In the area of ensuring the safety of clients, the Defender found most shortcomings in the incorrect use of sideboards. Even though employees of facilities were aware that a sideboard could restrain the client’s movement, they were not concerned with the purpose of its use if the client’s guardian or relative had given consent to its use. The Defender repeatedly explained that the use of a sideboard was right if its purpose was to protect the client from fall after other less restrictive preventive measures had been tried out without success or their use had been excluded beforehand for a justified cause. In such a case sideboards are a standard nursing instrument and the consent of third persons is without legal significance. However, the use of sideboards for the purpose of restraining the client’s movement is undesirable and it cannot be made good by potential consent. Insufficient prevention of falls was another frequent shortcoming. Falls may have very serious consequences for elderly people (e.g. fractures, head injuries, anxiety, depressions and so on). The Defender criticised the absence of a systematic fall risk assessment, the absence of a proper analysis of the causes, the absence of preventive measures and of transparent statistics of falls.

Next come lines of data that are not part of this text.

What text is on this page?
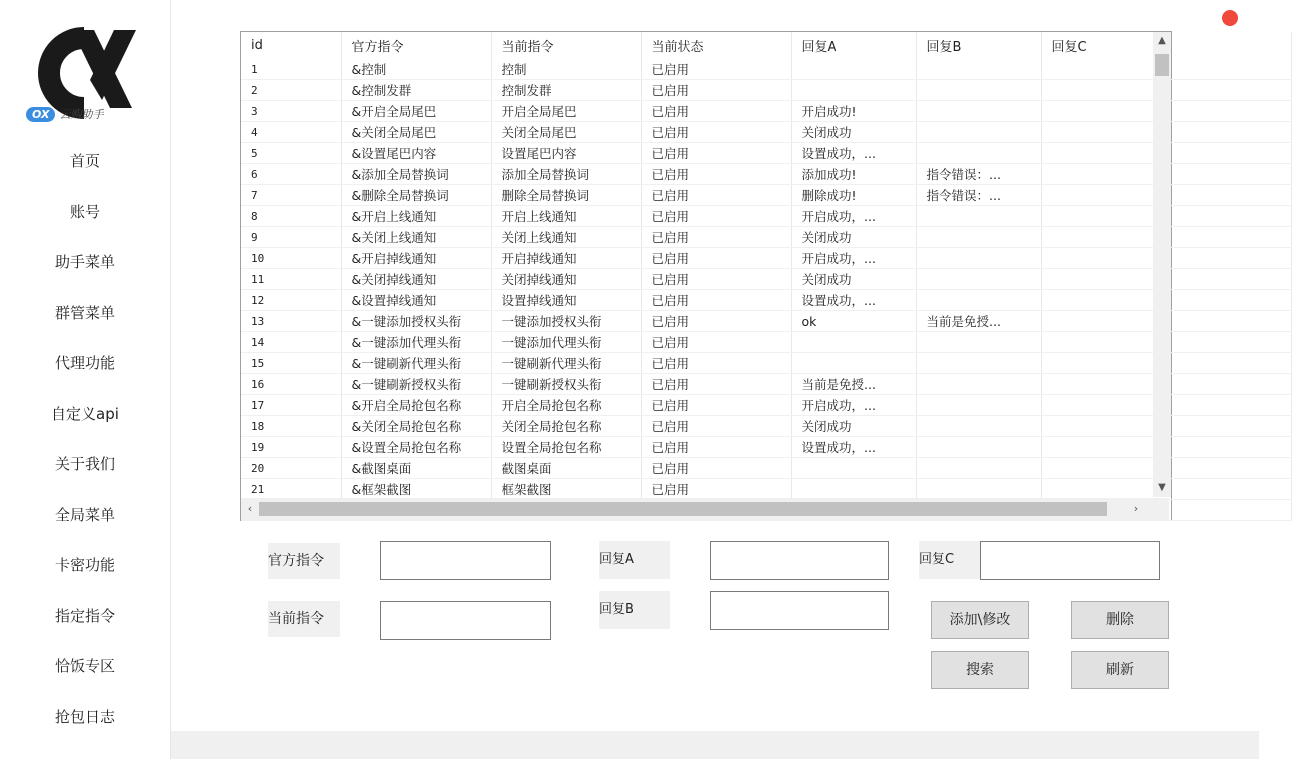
OX 云购助手
首页
账号
助手菜单
群管菜单
代理功能
自定义api
关于我们
全局菜单
卡密功能
指定指令
恰饭专区
抢包日志
id	官方指令	当前指令	当前状态	回复A	回复B	回复C
1	&控制	控制	已启用			
2	&控制发群	控制发群	已启用			
3	&开启全局尾巴	开启全局尾巴	已启用	开启成功!		
4	&关闭全局尾巴	关闭全局尾巴	已启用	关闭成功		
5	&设置尾巴内容	设置尾巴内容	已启用	设置成功，...		
6	&添加全局替换词	添加全局替换词	已启用	添加成功!	指令错误：...	
7	&删除全局替换词	删除全局替换词	已启用	删除成功!	指令错误：...	
8	&开启上线通知	开启上线通知	已启用	开启成功，...		
9	&关闭上线通知	关闭上线通知	已启用	关闭成功		
10	&开启掉线通知	开启掉线通知	已启用	开启成功，...		
11	&关闭掉线通知	关闭掉线通知	已启用	关闭成功		
12	&设置掉线通知	设置掉线通知	已启用	设置成功，...		
13	&一键添加授权头衔	一键添加授权头衔	已启用	ok	当前是免授...	
14	&一键添加代理头衔	一键添加代理头衔	已启用			
15	&一键刷新代理头衔	一键刷新代理头衔	已启用			
16	&一键刷新授权头衔	一键刷新授权头衔	已启用	当前是免授...		
17	&开启全局抢包名称	开启全局抢包名称	已启用	开启成功，...		
18	&关闭全局抢包名称	关闭全局抢包名称	已启用	关闭成功		
19	&设置全局抢包名称	设置全局抢包名称	已启用	设置成功，...		
20	&截图桌面	截图桌面	已启用			
21	&框架截图	框架截图	已启用			

▲
▼
‹	›
官方指令
当前指令
回复A
回复B
回复C
添加\修改	删除
搜索	刷新
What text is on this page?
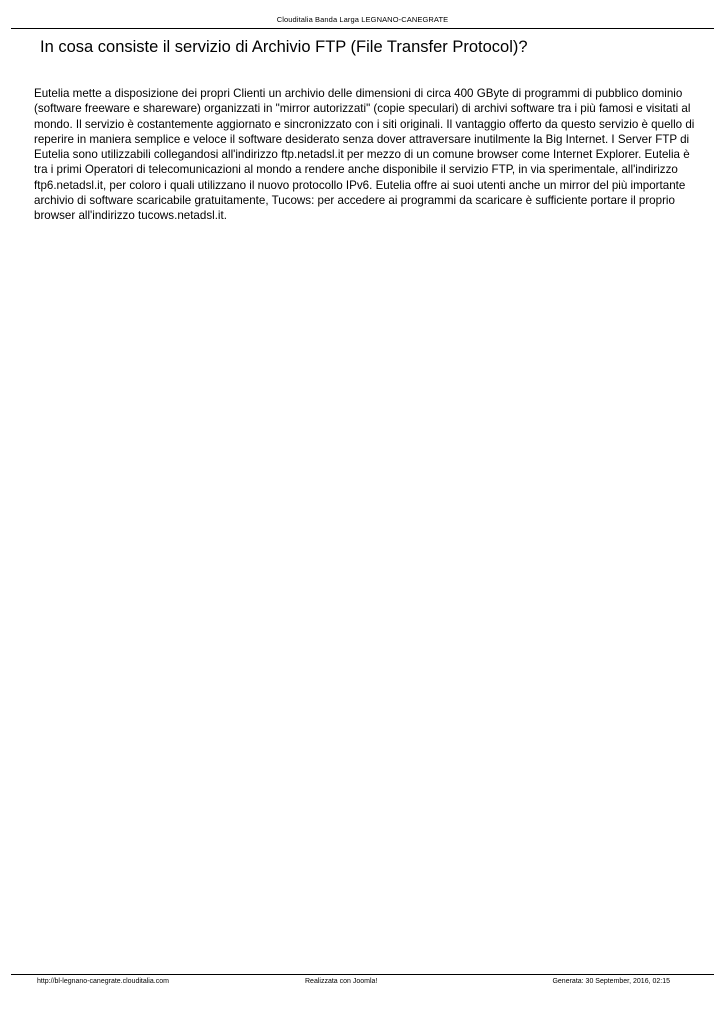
Clouditalia Banda Larga LEGNANO-CANEGRATE
In cosa consiste il servizio di Archivio FTP (File Transfer Protocol)?

Eutelia mette a disposizione dei propri Clienti un archivio delle dimensioni di circa 400 GByte di programmi di pubblico dominio (software freeware e shareware) organizzati in "mirror autorizzati" (copie speculari) di archivi software tra i più famosi e visitati al mondo. Il servizio è costantemente aggiornato e sincronizzato con i siti originali. Il vantaggio offerto da questo servizio è quello di reperire in maniera semplice e veloce il software desiderato senza dover attraversare inutilmente la Big Internet. I Server FTP di Eutelia sono utilizzabili collegandosi all'indirizzo ftp.netadsl.it per mezzo di un comune browser come Internet Explorer. Eutelia è tra i primi Operatori di telecomunicazioni al mondo a rendere anche disponibile il servizio FTP, in via sperimentale, all'indirizzo ftp6.netadsl.it, per coloro i quali utilizzano il nuovo protocollo IPv6. Eutelia offre ai suoi utenti anche un mirror del più importante archivio di software scaricabile gratuitamente, Tucows: per accedere ai programmi da scaricare è sufficiente portare il proprio browser all'indirizzo tucows.netadsl.it.

http://bl-legnano-canegrate.clouditalia.com	Realizzata con Joomla!	Generata: 30 September, 2016, 02:15
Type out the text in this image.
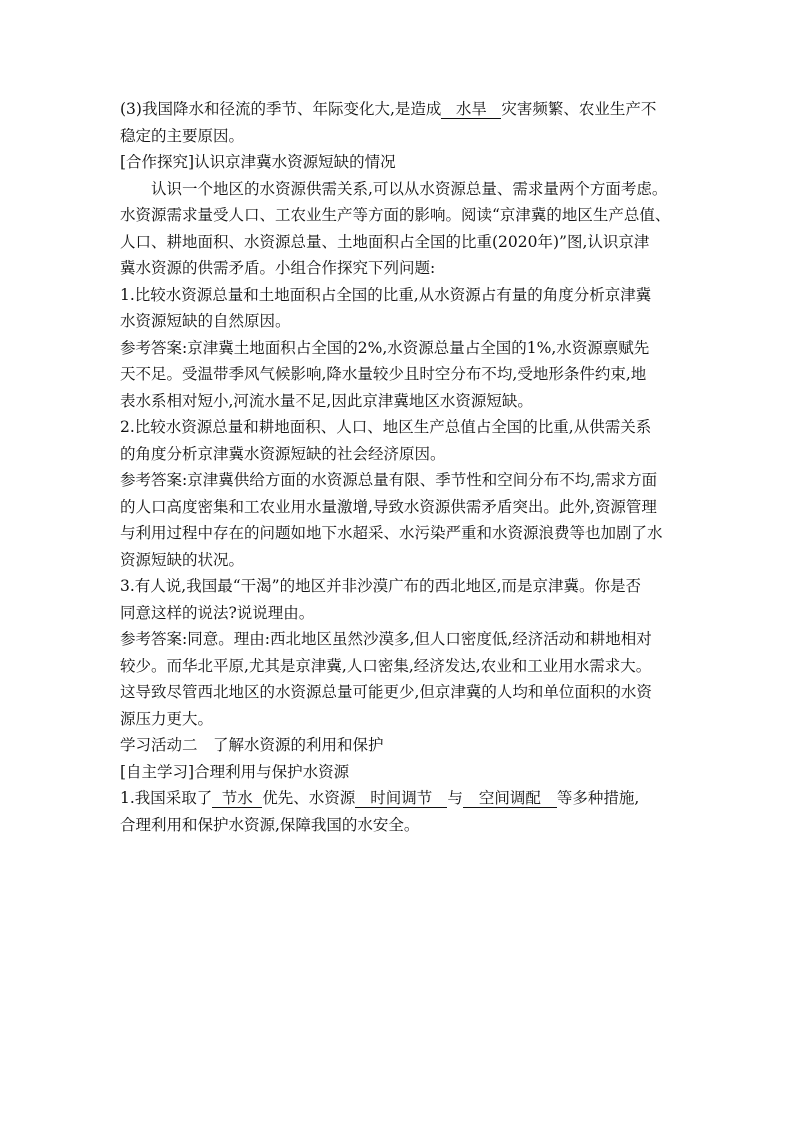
(3)我国降水和径流的季节、年际变化大,是造成 水旱 灾害频繁、农业生产不
稳定的主要原因。
[合作探究]认识京津冀水资源短缺的情况
认识一个地区的水资源供需关系,可以从水资源总量、需求量两个方面考虑。
水资源需求量受人口、工农业生产等方面的影响。阅读“京津冀的地区生产总值、
人口、耕地面积、水资源总量、土地面积占全国的比重(2020年)”图,认识京津
冀水资源的供需矛盾。小组合作探究下列问题:
1.比较水资源总量和土地面积占全国的比重,从水资源占有量的角度分析京津冀
水资源短缺的自然原因。
参考答案:京津冀土地面积占全国的2%,水资源总量占全国的1%,水资源禀赋先
天不足。受温带季风气候影响,降水量较少且时空分布不均,受地形条件约束,地
表水系相对短小,河流水量不足,因此京津冀地区水资源短缺。
2.比较水资源总量和耕地面积、人口、地区生产总值占全国的比重,从供需关系
的角度分析京津冀水资源短缺的社会经济原因。
参考答案:京津冀供给方面的水资源总量有限、季节性和空间分布不均,需求方面
的人口高度密集和工农业用水量激增,导致水资源供需矛盾突出。此外,资源管理
与利用过程中存在的问题如地下水超采、水污染严重和水资源浪费等也加剧了水
资源短缺的状况。
3.有人说,我国最“干渴”的地区并非沙漠广布的西北地区,而是京津冀。你是否
同意这样的说法?说说理由。
参考答案:同意。理由:西北地区虽然沙漠多,但人口密度低,经济活动和耕地相对
较少。而华北平原,尤其是京津冀,人口密集,经济发达,农业和工业用水需求大。
这导致尽管西北地区的水资源总量可能更少,但京津冀的人均和单位面积的水资
源压力更大。
学习活动二　了解水资源的利用和保护
[自主学习]合理利用与保护水资源
1.我国采取了 节水 优先、水资源 时间调节 与 空间调配 等多种措施,
合理利用和保护水资源,保障我国的水安全。
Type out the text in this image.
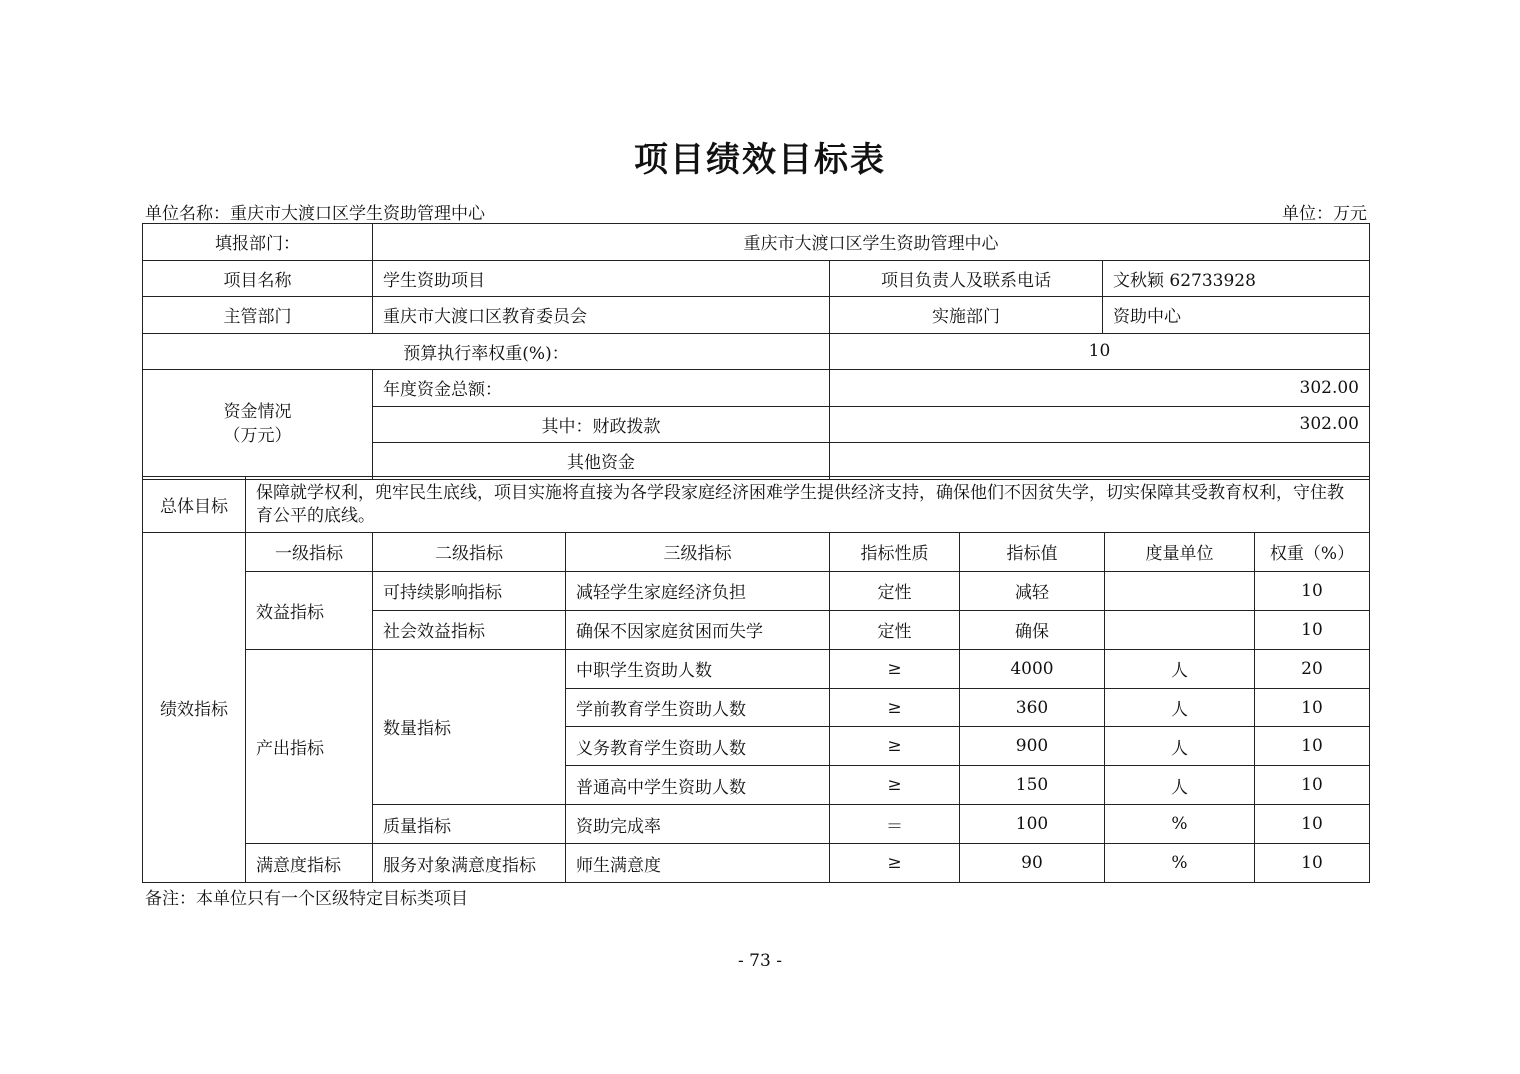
项目绩效目标表
单位名称：重庆市大渡口区学生资助管理中心	单位：万元
填报部门：	重庆市大渡口区学生资助管理中心		
项目名称	学生资助项目	项目负责人及联系电话	文秋颖 62733928
主管部门	重庆市大渡口区教育委员会	实施部门	资助中心
预算执行率权重(%)：		10	

资金情况
（万元）	年度资金总额：	302.00	
	其中：财政拨款	302.00	
	其他资金		
总体目标	保障就学权利，兜牢民生底线，项目实施将直接为各学段家庭经济困难学生提供经济支持，确保他们不因贫失学，切实保障其受教育权利，守住教育公平的底线。
绩效指标	一级指标	二级指标	三级指标	指标性质	指标值	度量单位	权重（%）
	效益指标	可持续影响指标	减轻学生家庭经济负担	定性	减轻		10
		社会效益指标	确保不因家庭贫困而失学	定性	确保		10
	产出指标	数量指标	中职学生资助人数	≥	4000	人	20
			学前教育学生资助人数	≥	360	人	10
			义务教育学生资助人数	≥	900	人	10
			普通高中学生资助人数	≥	150	人	10
		质量指标	资助完成率	＝	100	%	10
	满意度指标	服务对象满意度指标	师生满意度	≥	90	%	10
备注：本单位只有一个区级特定目标类项目
- 73 -
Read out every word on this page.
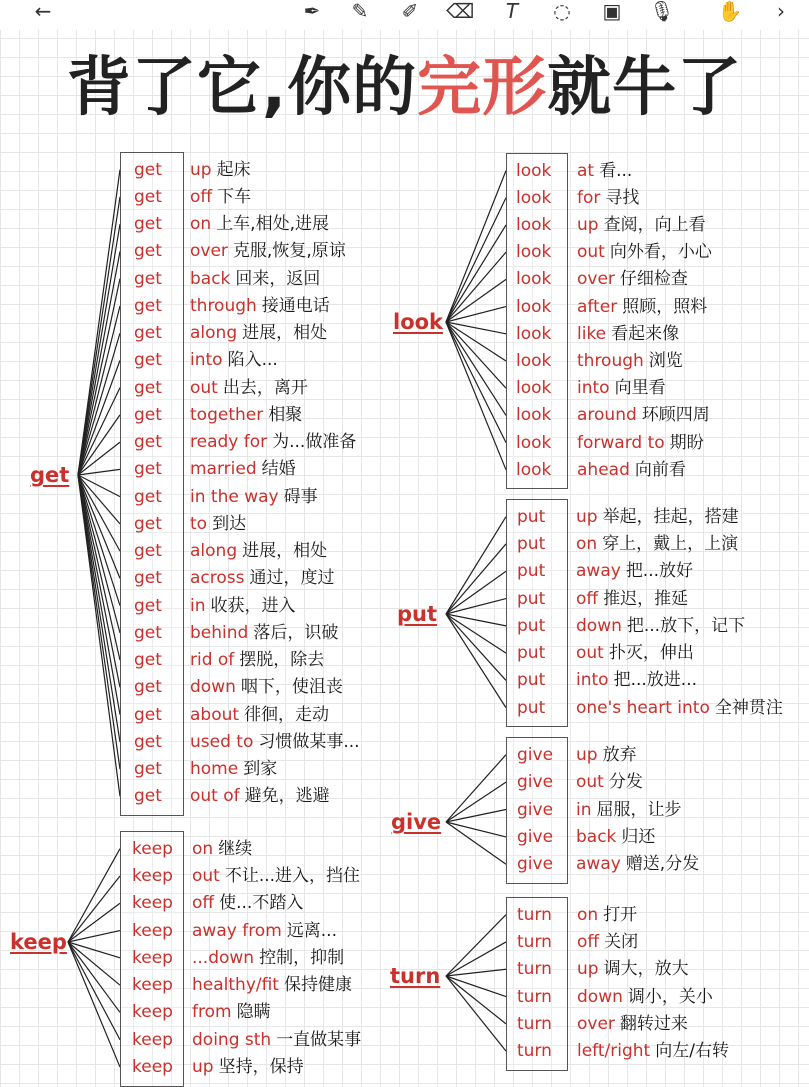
←	✒ ✎ ✐ ⌫	T	◌ ▣ 🎙 ✋	›
背了它,你的完形就牛了
get
get up 起床
get off 下车
get on 上车,相处,进展
get over 克服,恢复,原谅
get back 回来，返回
get through 接通电话
get along 进展，相处
get into 陷入...
get out 出去，离开
get together 相聚
get ready for 为...做准备
get married 结婚
get in the way 碍事
get to 到达
get along 进展，相处
get across 通过，度过
get in 收获，进入
get behind 落后，识破
get rid of 摆脱，除去
get down 咽下，使沮丧
get about 徘徊，走动
get used to 习惯做某事...
get home 到家
get out of 避免，逃避
keep
keep on 继续
keep out 不让...进入，挡住
keep off 使...不踏入
keep away from 远离...
keep ...down 控制，抑制
keep healthy/fit 保持健康
keep from 隐瞒
keep doing sth 一直做某事
keep up 坚持，保持
look
look at 看...
look for 寻找
look up 查阅，向上看
look out 向外看，小心
look over 仔细检查
look after 照顾，照料
look like 看起来像
look through 浏览
look into 向里看
look around 环顾四周
look forward to 期盼
look ahead 向前看
put
put up 举起，挂起，搭建
put on 穿上，戴上，上演
put away 把...放好
put off 推迟，推延
put down 把...放下，记下
put out 扑灭，伸出
put into 把...放进...
put one's heart into 全神贯注
give
give up 放弃
give out 分发
give in 屈服，让步
give back 归还
give away 赠送,分发
turn
turn on 打开
turn off 关闭
turn up 调大，放大
turn down 调小，关小
turn over 翻转过来
turn left/right 向左/右转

The Defender also obtained findings about the shortage of funds in the given area of social services, although that was not the purpose of the visits. Social services are funded from multiple sources and subsidies from the State budget remain an important source for the providers. The size of subsidies earmarked for this area is stagnating or declining. Providers of social services are thus forced to reduce the working hours of professional medical staff; and headcount reduction also concerns direct care workers. This situation affects the quality of the provided care and negatively impacts the life of clients in the facilities. In some cases the facilities consequently cannot comply with the quality standards of care for this specific target group of clients. For example, in one facility the Defender recommended on-site presence of a head nurse on a daily basis and he acknowledged the care for clients provided by a sufficient number of direct care workers. The facility subsequently informed the Defender that it was forced to reduce the working hours of the medical staff and lay off more direct care workers.

Generalized findings, related recommendations and systemic evaluation will be published by the Defender in a summary report in 2014. In 2013 he already prepared and published partial outputs for practical use, such as “Extracts from reports on visits to facilities for elderly people” or a paper on the problems in ensuring the nutrition of elderly people.